Benchmark	Type	Avg. Length	Key MiA-RAG Gain
NarrativeQA	Free-form QA (EN)	~83K tokens	Recall@5: 54.5% → 75.9%; F1=53.5 (vs. 45.5 for vanilla 72B)
∞Bench-EN.MC	MCQA (EN)	~184K	Accuracy: ~80.8% → ~86.5%
DetectiveQA-ZH/EN	Bilingual QA	~118K	Consistent bilingual gains
NoCha	Claim verification	~139K	Multi-format improvements

MiA-RAG-14B outperformed a vanilla Qwen2.5-72B model on long-context tasks in average rank.
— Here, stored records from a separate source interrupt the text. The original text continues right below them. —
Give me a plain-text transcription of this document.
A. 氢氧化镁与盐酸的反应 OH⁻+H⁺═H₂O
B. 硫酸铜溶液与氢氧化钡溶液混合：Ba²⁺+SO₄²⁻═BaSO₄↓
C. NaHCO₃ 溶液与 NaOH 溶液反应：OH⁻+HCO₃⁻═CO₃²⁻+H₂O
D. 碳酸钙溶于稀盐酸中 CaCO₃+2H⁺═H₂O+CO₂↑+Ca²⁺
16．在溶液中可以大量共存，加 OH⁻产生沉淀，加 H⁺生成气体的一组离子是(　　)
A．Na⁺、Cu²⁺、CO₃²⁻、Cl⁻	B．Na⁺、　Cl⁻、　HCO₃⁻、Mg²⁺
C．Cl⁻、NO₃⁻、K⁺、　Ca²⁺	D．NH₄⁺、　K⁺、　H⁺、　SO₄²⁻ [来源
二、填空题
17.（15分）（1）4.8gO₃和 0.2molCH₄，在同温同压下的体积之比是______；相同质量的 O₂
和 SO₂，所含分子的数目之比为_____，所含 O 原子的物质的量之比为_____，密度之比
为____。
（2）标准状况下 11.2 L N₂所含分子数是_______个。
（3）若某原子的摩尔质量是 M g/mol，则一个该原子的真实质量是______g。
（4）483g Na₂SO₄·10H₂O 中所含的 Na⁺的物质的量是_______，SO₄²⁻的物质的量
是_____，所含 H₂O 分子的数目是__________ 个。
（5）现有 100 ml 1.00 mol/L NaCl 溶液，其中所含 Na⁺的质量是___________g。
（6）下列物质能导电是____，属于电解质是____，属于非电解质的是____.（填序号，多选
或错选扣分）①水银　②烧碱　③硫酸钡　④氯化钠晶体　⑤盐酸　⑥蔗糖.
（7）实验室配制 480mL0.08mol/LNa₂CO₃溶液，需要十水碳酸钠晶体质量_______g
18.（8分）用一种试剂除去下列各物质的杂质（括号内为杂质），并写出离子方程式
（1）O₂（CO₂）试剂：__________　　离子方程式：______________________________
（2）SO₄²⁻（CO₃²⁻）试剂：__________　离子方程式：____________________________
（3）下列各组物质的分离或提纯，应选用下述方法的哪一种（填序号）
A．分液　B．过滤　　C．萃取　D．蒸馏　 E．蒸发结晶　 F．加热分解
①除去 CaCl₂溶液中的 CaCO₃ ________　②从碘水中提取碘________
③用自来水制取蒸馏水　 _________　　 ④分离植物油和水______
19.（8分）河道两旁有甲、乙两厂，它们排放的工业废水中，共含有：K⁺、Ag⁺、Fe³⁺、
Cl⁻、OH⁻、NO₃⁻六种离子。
On NarrativeQA, an absolute gain of +16.2 F1 points over a vanilla 14B model was observed. These results indicate substantial improvements in both retrieval localization and end-to-end reasoning.

7. End-to-End Workflow and Advantages in Long-Context Understanding

The MiA-RAG pipeline operates as follows:

Input: Long document D, query q // 1) Hierarchical summarization Partition D → {c_1…c_n} for each c_i: s_i ← SummarizeChunk(c_i) # GPT-4o prompt [INST]_sum_c S ← SummarizeGlobal([s_1…s_n]) # GPT-4o prompt [INST]_sum_g // 2) Mindscape-aware retrieval Q_repr = MiA_Emb.encode([INST_emb; q; d_q; S; d_n; d_c]) q* = δ·h_q + (1−δ)·h_t Retrieve top-k chunks: C_ret = arg top-k_d score(q*, d) // 3) Mindscape-aware generation x_gen = [INST_gen; S; C_ret; q] y* = MiA_Gen.generate(x_gen) Output: y*

The method excels in long-context scenarios due to:

• Global Anchor: The global summary $S$ narrows the retrieval space, supporting efficient localization in corpora exceeding 100K tokens.
• Symmetric Conditioning: Both retriever and generator leverage $S$, eliminating mismatches where only one module possesses the global summary.
• Multi-Task Supervision: Combined training over chunk- and node-level evidence plus varied end-tasks (QA, claim verification) yields robust, generalizable embeddings.

8. Contributions and Analytical Insights

MiA-RAG presents the first explicit computational model of human mindscape awareness for RAG. Its hierarchical summarization method is scalable and simple, facilitating the efficient creation of global semantic scaffolds that improve localization and reasoning across long-document inputs. Dual conditioning on $S$ addresses persistent challenges in aligning retrieval and generation. Both embedding space analyses and novel diagnostic metrics (e.g., MCEA, residual/attention pattern analyses) demonstrate that MiA-RAG internalizes authentic global semantics rather than relying on spurious dataset-specific shortcuts (Li et al., 19 Dec 2025).